I have started a new sort duration Summer English course this time for 10 through to 12 year old children though I have got some thirteen year old teenagers in the class because they were 12 year old when they enrolled (this being the case of Zaida) or I was asked if I would accept them (Miguel who had been a previous student of mine) and the brother of one of the boys, who has been with me for two consecutive years.
We started off the morning talking about two specific painters, whose self portraits I hand them expecting them to do their self portraits and show me some of their personal characteristics through them. We then went on to the reading and studying of the legend of Midas (which I hope they'll be able to read out for the audience on the last day of the course).
Not to further "burden" them with new vocabulary each of them was assigned an artistic piece to do. Girls were given either coloured glitter or scrappers to work with, whilst each of the boys was given a 3D paper construction with a varied number of pieces to assemble as in accordance with their age and skill (at least those I had been with in previous years).
It was clear right from the beginning that they were enthusiastic and that the "artistic" pieces meant a challenge for them.
After the morning break we got back to the English learnign part of the course having transcribed a short video in English (without subtitles) on the life of a Vietnamese girl. They did enjoy the task of having to listen in and transcribe whatever they heard and although I had suggested they got organised in small groups of two they preferred to do it on their own.

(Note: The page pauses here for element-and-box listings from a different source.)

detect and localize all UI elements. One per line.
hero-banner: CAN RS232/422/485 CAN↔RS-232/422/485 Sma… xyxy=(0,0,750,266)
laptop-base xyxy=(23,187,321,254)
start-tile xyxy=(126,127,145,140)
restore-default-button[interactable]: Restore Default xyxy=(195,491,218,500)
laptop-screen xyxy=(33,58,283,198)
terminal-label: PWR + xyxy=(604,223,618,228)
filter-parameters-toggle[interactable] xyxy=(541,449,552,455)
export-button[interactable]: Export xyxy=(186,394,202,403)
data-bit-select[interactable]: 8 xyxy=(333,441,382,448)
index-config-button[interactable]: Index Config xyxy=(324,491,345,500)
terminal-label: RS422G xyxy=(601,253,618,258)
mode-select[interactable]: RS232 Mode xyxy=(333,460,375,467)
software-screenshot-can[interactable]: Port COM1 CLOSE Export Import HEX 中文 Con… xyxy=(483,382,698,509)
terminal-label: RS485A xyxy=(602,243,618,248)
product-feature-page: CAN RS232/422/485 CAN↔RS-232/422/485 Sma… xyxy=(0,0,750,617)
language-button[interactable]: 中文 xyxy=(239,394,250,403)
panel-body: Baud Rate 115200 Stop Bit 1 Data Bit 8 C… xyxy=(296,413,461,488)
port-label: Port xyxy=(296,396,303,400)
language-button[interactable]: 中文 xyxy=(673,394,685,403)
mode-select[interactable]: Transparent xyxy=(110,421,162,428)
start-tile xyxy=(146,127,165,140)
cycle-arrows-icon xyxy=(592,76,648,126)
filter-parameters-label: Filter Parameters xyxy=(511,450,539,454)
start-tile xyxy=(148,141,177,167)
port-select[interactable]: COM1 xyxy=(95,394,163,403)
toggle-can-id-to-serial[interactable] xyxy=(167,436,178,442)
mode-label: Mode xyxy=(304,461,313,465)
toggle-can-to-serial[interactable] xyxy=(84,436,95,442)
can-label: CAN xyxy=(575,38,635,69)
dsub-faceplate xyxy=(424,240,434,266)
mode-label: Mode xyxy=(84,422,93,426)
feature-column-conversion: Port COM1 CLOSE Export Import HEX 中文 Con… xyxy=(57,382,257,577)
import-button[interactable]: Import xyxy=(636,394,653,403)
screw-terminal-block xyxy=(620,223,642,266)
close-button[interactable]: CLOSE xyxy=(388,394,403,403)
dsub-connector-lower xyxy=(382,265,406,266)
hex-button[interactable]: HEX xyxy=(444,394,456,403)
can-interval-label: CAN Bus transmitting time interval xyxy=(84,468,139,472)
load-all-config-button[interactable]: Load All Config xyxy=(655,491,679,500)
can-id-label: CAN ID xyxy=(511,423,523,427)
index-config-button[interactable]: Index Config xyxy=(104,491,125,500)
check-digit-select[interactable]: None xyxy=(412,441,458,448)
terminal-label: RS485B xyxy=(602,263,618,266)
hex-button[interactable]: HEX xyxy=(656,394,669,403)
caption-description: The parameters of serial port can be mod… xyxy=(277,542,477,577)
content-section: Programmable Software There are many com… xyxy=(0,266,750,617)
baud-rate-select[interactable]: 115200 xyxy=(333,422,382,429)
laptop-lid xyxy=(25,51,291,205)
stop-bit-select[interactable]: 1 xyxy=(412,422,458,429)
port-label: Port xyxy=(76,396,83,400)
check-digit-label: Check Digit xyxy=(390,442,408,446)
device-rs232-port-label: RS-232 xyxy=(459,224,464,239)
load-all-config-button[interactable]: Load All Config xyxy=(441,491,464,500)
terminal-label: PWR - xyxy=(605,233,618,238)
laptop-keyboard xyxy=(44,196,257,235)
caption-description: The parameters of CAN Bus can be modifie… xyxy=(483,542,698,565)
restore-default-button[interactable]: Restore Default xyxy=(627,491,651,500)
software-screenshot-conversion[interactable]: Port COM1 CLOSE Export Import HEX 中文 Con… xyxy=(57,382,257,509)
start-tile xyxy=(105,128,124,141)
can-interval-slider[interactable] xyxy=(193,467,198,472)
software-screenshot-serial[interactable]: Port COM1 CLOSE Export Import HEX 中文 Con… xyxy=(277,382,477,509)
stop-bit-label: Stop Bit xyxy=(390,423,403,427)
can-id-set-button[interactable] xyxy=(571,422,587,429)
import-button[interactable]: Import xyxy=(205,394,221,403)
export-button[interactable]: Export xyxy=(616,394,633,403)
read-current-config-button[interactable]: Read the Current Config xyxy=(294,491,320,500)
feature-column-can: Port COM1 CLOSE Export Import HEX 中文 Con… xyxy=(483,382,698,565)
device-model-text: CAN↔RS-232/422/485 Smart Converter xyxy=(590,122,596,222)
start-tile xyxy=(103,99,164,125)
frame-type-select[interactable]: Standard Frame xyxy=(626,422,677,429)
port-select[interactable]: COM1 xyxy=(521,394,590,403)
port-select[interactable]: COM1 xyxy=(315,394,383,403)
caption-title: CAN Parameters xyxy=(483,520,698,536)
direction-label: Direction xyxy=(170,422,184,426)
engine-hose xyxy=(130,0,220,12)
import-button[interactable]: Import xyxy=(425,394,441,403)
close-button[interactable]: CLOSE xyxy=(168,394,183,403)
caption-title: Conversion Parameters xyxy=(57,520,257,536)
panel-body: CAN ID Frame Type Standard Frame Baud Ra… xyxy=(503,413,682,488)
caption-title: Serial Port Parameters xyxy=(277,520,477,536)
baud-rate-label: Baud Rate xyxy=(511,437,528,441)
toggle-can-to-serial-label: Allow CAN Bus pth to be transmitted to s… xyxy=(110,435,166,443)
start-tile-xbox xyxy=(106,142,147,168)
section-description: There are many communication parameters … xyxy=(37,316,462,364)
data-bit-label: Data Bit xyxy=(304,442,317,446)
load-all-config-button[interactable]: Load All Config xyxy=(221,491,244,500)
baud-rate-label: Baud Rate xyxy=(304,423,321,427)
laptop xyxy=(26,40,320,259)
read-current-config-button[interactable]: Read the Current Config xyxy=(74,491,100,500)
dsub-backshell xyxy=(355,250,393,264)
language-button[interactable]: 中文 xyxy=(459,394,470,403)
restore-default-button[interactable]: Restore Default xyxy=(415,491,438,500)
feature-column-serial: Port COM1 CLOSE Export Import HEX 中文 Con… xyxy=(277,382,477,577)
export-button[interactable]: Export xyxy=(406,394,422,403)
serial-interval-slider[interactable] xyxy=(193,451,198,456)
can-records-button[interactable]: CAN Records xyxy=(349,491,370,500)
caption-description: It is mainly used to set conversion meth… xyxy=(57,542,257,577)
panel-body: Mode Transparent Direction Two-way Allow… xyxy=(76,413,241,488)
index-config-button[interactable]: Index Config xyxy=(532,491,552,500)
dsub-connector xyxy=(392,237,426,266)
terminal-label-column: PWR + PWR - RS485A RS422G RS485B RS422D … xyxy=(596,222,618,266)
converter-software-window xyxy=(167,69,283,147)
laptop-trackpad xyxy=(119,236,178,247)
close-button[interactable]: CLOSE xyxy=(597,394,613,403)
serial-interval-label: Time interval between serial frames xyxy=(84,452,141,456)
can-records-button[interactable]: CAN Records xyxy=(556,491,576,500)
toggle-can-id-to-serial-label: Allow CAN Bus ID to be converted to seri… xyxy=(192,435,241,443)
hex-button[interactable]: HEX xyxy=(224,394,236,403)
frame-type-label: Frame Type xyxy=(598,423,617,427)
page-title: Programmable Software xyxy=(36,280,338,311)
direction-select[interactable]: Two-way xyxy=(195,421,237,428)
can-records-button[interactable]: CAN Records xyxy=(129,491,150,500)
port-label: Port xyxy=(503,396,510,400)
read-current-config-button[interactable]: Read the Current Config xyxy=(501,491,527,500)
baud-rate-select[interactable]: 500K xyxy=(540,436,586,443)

Out of the fifteen children I had been expecting to attend the course one gave up for personal reasons and three wouldn't be back in Lisbon but the following day or in two days time, so only 11 attended the first day, which Ana and I felt had gone really well.
The activities throughout the second day were not too disimilar form the ones carried out during the first day, the exception being that I introduced a set of new texts based on the different types of houses children live in around the world, which they were very curious about.
From the transcription of the life of the Vietnamese girl we "jumped" onto another one which took them to Kenya this time and again they worked really hard at trying to transcribe what was being said.
The last part of the morning (not more than half an hour a day) was occupied with the artistic endeavours. Three of the girls managed to finish their artistic pieces, with some of the boys having done really well (by looking at the constructions which already resemble the buildings they are supposed to).
Clara joined in on the second day, which was again a rather interesting one, in which all the children seem to have enjoyed themselves.